Damn it. Misplaced my breakfast again. Third time this morning. I definitely need more sleep. If anybody trips over some cold toast and a half-empty mug of tea, drop me a line.

We keep odd hours here in the cohort of collectivists known as Big Green. Matt, the naturalist in the group, is up at all hours chasing after critters, feeding them, changing their diapers, keeping them safe from the elements. That’s a slight exaggeration, but only slight – the guy is attempting to single-handedly make up for all of the injustices meted out by god and man. Kind of time-consuming. Me? I am the unnaturalist in the group. When I am outside, I think to myself … “This is too strange for us, Hanar. We are creatures of outer space. We long for the comforting closeness of walls.”

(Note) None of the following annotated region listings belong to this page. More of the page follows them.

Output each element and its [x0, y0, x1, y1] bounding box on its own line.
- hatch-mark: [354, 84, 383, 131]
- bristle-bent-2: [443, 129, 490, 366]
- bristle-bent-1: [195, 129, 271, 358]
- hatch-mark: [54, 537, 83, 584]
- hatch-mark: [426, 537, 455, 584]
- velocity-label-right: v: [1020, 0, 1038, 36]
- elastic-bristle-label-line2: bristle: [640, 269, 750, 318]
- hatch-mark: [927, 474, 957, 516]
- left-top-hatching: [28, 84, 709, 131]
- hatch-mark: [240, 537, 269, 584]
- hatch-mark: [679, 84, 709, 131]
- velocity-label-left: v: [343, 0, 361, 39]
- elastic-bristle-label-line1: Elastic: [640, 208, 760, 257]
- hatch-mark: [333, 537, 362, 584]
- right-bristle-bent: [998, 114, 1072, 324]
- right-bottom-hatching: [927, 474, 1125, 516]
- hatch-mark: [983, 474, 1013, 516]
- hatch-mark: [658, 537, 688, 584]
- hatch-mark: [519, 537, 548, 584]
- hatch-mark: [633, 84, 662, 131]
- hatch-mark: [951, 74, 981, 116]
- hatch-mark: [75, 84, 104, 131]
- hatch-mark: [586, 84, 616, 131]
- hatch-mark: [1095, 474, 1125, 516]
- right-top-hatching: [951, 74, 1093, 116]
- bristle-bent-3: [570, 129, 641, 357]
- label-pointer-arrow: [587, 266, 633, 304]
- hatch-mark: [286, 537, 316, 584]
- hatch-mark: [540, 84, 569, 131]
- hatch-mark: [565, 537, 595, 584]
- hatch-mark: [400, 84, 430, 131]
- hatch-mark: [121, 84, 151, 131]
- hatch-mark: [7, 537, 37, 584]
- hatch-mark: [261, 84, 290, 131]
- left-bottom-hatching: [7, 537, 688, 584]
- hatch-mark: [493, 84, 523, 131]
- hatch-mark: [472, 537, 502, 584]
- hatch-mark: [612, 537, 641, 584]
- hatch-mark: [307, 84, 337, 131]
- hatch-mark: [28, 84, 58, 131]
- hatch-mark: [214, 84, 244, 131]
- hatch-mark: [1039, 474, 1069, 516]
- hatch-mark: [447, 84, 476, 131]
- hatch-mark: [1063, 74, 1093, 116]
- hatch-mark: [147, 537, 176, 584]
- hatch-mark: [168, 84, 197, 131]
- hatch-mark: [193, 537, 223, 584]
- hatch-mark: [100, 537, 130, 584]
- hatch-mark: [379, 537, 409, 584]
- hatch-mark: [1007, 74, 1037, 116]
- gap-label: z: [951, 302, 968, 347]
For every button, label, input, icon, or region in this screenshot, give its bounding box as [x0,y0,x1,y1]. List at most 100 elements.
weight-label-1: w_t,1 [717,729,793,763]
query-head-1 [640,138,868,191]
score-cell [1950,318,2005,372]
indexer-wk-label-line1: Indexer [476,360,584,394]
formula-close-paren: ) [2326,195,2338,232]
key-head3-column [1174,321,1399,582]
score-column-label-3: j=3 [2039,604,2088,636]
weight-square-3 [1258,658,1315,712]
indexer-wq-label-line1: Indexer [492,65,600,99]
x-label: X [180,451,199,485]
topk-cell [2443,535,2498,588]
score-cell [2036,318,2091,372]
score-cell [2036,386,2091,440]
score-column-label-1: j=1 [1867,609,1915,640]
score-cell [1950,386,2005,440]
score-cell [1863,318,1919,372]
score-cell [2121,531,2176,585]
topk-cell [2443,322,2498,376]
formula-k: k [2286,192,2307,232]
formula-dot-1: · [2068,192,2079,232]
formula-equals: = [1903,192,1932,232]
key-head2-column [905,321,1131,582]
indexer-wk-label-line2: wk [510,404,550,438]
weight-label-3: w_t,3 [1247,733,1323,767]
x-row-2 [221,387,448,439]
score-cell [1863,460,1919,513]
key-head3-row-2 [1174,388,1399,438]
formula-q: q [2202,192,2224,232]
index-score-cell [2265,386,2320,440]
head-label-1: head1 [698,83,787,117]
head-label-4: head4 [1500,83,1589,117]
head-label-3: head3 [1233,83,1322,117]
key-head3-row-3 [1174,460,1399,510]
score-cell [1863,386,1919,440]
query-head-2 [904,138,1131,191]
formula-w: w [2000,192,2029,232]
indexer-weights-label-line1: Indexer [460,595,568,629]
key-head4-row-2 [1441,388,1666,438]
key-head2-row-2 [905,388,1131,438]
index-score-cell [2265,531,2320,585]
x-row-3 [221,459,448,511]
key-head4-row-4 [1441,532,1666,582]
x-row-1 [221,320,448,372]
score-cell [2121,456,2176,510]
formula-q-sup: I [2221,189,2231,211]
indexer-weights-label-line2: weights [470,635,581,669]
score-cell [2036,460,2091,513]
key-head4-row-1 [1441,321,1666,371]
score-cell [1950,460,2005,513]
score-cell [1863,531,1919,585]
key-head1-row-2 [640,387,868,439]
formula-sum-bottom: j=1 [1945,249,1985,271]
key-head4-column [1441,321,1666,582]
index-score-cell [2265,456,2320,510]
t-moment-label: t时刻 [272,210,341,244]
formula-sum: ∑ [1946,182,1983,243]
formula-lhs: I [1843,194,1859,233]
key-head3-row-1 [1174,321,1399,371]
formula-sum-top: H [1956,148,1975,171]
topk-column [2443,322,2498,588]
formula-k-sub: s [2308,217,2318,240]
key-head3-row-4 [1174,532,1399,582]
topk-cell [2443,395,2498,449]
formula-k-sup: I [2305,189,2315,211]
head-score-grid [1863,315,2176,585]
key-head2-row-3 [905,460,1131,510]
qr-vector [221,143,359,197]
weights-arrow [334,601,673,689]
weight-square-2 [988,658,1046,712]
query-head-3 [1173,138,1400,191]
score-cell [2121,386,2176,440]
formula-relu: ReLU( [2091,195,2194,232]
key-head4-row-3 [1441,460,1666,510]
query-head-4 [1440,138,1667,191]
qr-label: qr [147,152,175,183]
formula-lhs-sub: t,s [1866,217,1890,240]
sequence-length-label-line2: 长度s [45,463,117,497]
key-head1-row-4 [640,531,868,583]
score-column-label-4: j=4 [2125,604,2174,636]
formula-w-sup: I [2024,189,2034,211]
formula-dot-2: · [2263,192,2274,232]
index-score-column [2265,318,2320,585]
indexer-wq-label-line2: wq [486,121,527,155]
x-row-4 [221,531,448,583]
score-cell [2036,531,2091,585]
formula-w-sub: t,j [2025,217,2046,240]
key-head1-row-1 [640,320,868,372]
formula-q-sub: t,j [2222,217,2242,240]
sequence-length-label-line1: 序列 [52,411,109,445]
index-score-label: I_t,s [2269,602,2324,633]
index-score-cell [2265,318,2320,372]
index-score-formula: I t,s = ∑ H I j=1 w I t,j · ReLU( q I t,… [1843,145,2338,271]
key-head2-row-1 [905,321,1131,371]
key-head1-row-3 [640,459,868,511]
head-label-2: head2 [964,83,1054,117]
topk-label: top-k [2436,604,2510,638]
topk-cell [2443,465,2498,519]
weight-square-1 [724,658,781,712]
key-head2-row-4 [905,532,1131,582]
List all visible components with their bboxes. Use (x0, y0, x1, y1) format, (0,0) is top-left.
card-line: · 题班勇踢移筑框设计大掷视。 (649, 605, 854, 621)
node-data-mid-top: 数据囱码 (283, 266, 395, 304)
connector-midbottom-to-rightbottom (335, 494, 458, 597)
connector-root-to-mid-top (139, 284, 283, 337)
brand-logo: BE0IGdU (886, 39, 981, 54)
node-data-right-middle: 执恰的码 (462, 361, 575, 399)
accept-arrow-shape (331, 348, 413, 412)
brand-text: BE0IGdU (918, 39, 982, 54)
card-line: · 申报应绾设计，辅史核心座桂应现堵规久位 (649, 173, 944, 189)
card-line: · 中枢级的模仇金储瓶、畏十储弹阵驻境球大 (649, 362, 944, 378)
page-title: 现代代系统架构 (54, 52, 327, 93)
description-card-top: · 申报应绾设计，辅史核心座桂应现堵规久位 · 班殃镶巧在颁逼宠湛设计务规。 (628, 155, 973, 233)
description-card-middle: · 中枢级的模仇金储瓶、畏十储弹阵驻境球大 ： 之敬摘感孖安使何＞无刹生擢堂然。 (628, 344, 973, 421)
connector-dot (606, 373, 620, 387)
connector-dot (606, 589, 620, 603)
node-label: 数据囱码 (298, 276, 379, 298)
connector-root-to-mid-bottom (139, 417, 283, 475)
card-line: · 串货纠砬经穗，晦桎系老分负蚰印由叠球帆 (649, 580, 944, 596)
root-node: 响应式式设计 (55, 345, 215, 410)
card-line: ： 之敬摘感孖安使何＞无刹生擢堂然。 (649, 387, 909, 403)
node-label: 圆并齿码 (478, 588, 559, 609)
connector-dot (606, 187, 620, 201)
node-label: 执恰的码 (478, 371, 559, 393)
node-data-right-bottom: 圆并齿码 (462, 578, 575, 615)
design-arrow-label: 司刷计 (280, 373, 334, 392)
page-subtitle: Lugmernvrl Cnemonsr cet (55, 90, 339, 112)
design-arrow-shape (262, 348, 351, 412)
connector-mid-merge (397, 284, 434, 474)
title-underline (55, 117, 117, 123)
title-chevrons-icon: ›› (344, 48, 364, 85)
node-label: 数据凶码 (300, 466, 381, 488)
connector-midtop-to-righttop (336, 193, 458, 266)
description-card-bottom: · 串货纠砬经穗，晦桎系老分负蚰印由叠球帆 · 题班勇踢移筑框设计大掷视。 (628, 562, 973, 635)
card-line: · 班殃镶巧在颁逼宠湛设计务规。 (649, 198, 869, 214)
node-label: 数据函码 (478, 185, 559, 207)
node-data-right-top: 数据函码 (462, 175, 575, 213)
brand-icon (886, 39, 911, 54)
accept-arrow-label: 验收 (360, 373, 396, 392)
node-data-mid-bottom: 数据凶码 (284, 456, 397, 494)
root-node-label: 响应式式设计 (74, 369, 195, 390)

Okay, if I’m paraphrasing classic Star Trek, I must be a little groggy. (Too much grog, perhaps.) I’m up late at night in the lab, sometimes. Did I say lab? I meant studio. Cranking up the keyboard, jamming along with drum loops, listening to old recordings and occasionally committing something to disc. Then I’ll climb the stairs to my bedroom and get halfway through a decent night’s sleep before Mitch Macaphee detonates some weakly controlled “experiment” in his lab (yes, lab), shaking the walls of the abandoned Cheney Hammer Mill to their very foundations. We’re not so different, Mitch and me. Profoundly sleep-deprived. Trying to make loud noises using sophisticated instruments. Nearly bringing the house down on our heads.

Lincoln, did you steal my toast?One of my obsessions of late has been rebuilding our YouTube site. That’s my hobby, if you will, until Matt returns from Peregrine Falcon watch. (To catch up with him, see his Falcon Watch blog.) We don’t have a lot of video to post as of late, but we do have archival material that may be of interest to those who have limped along after Big Green for lo these many years. I will drop a note to all and sundry when I launch the new YouTube channel. There will be a few takes from an old video demo in there, most likely, along with our usual compliment of strange videos.

Okay, down goes the toast. Turn the keys up to eleven. And Mitch is back in the lab, so … boom goes the dynamite.